Renounce War, or a Substitute for Victory
Recently the doctrine has been propagated hereabouts that there is no substitute for victory—military victory. May I call attention to a very strong statement on the subject in the Doctrine and Covenants: “Therefore, renounce war and proclaim peace, and seek diligently to turn the hearts of the children to their fathers, and the hearts of the fathers to the children; and again, the hearts of the Jews unto the prophets, and the prophets unto the Jews; lest I come and smite the whole earth with a curse, and all flesh be consumed before me” (D&C 98:16—17).

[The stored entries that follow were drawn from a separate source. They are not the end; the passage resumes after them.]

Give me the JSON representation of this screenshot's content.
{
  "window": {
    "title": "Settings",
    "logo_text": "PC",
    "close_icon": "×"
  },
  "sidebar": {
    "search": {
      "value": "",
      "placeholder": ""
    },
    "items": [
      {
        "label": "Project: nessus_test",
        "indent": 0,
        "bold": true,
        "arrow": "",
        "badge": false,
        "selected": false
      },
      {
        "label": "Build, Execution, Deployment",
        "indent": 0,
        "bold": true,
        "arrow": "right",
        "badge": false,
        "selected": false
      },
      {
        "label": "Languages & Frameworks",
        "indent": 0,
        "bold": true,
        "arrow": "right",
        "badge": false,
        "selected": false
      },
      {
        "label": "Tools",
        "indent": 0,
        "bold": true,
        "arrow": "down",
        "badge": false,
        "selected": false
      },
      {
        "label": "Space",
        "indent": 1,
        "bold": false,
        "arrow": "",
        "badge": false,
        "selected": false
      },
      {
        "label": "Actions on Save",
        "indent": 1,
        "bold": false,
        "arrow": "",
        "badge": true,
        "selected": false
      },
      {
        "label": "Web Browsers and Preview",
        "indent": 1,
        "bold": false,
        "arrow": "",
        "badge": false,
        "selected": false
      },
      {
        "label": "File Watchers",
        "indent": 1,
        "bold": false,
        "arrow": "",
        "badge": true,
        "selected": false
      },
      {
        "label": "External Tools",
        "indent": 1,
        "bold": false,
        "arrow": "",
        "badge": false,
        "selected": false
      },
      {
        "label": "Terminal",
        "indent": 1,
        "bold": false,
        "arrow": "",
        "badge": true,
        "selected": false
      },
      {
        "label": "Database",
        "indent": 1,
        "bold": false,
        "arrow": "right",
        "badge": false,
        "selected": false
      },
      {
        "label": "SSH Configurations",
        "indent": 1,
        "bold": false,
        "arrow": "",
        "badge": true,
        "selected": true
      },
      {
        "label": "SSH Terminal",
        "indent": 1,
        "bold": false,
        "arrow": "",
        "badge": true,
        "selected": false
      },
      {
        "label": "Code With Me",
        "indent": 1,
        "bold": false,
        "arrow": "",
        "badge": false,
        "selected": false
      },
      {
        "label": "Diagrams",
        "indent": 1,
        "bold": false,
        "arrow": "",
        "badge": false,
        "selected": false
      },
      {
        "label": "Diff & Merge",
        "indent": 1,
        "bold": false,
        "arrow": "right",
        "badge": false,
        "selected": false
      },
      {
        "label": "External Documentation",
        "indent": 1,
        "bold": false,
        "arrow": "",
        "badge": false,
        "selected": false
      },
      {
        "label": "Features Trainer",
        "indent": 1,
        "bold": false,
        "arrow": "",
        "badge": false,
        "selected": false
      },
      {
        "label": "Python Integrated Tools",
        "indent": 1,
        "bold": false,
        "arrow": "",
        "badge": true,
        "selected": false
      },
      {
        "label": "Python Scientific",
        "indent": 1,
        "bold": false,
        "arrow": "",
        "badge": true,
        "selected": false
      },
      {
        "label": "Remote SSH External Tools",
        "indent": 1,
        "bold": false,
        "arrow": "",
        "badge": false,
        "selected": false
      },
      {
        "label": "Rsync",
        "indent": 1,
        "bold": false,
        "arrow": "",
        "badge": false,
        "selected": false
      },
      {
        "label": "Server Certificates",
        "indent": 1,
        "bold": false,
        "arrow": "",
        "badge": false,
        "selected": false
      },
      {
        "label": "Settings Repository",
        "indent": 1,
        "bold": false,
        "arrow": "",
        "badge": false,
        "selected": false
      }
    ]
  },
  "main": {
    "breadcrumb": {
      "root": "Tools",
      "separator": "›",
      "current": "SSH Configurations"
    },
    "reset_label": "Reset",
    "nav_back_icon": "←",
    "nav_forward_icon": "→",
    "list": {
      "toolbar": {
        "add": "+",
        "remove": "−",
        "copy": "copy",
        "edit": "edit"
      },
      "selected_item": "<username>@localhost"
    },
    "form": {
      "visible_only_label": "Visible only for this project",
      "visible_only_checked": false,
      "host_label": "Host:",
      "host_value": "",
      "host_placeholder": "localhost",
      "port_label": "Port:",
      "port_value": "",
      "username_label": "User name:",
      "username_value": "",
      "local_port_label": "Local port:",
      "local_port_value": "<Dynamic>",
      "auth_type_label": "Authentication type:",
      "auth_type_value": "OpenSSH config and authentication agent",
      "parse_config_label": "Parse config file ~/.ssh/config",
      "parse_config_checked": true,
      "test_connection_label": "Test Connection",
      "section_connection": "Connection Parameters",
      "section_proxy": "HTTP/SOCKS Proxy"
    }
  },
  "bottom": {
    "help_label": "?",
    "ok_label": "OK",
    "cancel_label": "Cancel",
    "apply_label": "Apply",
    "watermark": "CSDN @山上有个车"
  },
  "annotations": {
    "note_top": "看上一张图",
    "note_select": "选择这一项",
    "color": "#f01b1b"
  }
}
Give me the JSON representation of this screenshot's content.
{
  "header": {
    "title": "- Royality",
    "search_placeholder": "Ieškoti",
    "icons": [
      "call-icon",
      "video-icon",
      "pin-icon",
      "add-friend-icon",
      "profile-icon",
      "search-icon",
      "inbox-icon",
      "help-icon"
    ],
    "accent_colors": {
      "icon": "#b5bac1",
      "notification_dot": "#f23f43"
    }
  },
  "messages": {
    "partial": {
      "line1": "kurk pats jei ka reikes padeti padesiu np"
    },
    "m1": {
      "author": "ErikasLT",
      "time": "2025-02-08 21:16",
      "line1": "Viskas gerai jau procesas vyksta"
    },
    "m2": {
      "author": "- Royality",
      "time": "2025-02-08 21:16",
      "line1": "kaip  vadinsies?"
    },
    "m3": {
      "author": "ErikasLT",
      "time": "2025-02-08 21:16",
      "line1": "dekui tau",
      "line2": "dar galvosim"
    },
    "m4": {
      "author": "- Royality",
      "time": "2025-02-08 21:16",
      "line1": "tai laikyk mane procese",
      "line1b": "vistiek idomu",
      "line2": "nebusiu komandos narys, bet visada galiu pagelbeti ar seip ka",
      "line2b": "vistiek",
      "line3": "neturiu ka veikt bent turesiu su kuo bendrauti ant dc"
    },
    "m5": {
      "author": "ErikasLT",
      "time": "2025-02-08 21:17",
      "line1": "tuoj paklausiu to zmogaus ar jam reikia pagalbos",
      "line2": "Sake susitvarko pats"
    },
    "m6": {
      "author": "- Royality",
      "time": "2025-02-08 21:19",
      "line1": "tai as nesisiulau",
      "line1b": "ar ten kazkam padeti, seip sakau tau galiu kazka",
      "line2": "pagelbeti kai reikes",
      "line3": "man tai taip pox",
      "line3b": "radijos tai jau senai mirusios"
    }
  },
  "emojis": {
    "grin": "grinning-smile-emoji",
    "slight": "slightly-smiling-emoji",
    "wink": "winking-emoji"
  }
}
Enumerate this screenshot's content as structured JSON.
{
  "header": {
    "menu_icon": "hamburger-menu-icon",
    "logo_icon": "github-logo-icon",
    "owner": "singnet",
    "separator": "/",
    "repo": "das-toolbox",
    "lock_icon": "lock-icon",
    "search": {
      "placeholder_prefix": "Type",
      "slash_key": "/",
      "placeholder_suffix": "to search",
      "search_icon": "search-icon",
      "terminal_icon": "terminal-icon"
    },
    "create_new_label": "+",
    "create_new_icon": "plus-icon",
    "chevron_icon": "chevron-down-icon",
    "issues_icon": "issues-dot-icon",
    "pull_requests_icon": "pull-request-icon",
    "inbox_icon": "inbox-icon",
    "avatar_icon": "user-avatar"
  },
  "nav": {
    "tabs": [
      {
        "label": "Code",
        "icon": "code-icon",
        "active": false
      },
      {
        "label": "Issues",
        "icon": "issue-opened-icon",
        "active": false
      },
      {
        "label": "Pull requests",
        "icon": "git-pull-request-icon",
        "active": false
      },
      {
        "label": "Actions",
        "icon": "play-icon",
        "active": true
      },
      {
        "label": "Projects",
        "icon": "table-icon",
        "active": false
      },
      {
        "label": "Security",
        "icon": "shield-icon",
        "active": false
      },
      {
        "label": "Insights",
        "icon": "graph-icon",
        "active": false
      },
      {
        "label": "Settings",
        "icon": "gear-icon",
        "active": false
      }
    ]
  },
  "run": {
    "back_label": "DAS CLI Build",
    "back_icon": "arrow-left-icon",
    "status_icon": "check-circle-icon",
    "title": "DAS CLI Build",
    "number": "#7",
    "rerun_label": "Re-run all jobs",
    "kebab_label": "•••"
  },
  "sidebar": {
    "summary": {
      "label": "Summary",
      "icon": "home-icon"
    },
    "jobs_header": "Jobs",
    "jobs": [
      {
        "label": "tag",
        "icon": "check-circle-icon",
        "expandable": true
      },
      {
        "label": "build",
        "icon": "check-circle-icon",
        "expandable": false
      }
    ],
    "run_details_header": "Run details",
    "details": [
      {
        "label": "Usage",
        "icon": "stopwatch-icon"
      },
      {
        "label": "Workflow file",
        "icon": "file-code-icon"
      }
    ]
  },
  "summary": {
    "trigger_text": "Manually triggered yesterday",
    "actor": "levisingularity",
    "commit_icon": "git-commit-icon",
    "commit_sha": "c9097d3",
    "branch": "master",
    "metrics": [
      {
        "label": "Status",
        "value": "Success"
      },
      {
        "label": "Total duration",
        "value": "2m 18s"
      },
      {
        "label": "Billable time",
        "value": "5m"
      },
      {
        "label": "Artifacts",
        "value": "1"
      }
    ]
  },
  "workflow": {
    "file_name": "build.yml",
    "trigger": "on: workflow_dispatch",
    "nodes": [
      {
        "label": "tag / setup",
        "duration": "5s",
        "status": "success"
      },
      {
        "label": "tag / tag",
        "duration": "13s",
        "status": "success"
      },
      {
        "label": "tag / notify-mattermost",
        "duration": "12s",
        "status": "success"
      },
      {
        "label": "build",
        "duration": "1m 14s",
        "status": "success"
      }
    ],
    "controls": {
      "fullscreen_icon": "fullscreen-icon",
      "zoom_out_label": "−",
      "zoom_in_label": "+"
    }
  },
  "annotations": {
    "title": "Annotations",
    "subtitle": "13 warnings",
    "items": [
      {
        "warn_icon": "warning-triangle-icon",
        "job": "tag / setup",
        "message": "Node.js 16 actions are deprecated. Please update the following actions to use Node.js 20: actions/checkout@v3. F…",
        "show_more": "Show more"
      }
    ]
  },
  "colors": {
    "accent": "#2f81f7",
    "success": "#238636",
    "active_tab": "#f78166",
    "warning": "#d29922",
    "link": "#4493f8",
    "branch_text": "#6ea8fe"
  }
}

“Renounce” is a strong word: we are not to try to win peace by war, or merely to call a truce, but to renounce war itself, to disclaim it as a policy while proclaiming (that means not just announcing, but preaching) peace without reservation. But if we renounce war, how shall we defend and advance our interests? We are told that, too: after the clear statement of what we must renounce comes the equally clear statement of what we must put in its place—the substitute. Instead of playing with fireworks we are to “seek diligently” to advance the work of salvation for the living and the dead, and to make a serious effort to influence the Jews. That is a full-time job and our whole assignment. Next after the prohibition and the command comes the penalty: if we do not take this course “the whole earth” will be cursed, and all flesh consumed (D&C 98:16—17). The alternative is not just a substitute suggested for our consideration, but an out-and-out command, accompanied by a resounding ultimatum: either to renounce war or to be totally destroyed—there is no third choice.
Thus we have the mandate to renounce military action, the order to substitute something very different in its place, and the terrible penalty for failure to do both. A few years ago such an extreme proposition sounded quite fantastic, the consuming of all flesh belonged to the category of wild apocalyptic nightmares. Today, however, the best scientists all over the world are repeating the same alternatives with ominous urgency and insistence: it is to be either no more war or mutual annihilation. Those two verses of the Doctrine and Covenants revealed almost 140 years ago are standing alone, enough to prove Joseph Smith a true prophet.
The Jaredites, thoroughly convinced that there was no substitute for victory, kept hacking away at each other until they demonstrated the truth of the maxim “Destroy them and they will destroy you.” When the Nephites, after a series of brilliant military successes, declared “that they would go up to battle against their enemies, and would cut them off from the face of the land” as the only solution to the Lamanite problem (for there is no substitute for victory), their great general Mormon instantly resigned his command and “utterly refused” to fight with them, but “did stand as an idle witness” (Mormon 3:16) to record what happened next for our benefit. His message to us is an impassioned plea “to repent and prepare to stand before the judgment-seat of Christ” (Mormon 3:22), substituting the work of salvation for the work of destruction. If we persist in reversing the words of the Savior, Who takes up the sword shall die by the sword (cf. Revelation 13:10), to read, perversely, Who does not take up the sword shall perish by the sword, we shall deserve what happens to us. This is not a protest, just a timely reminder, that we may remember when it happens that we have been warned and forewarned.
Hugh Nibley Professor of Ancient Scriptures
* Reprinted from the Daily Universe, Letter to the Editor, 26 March 1971, entitled “Renounce War.”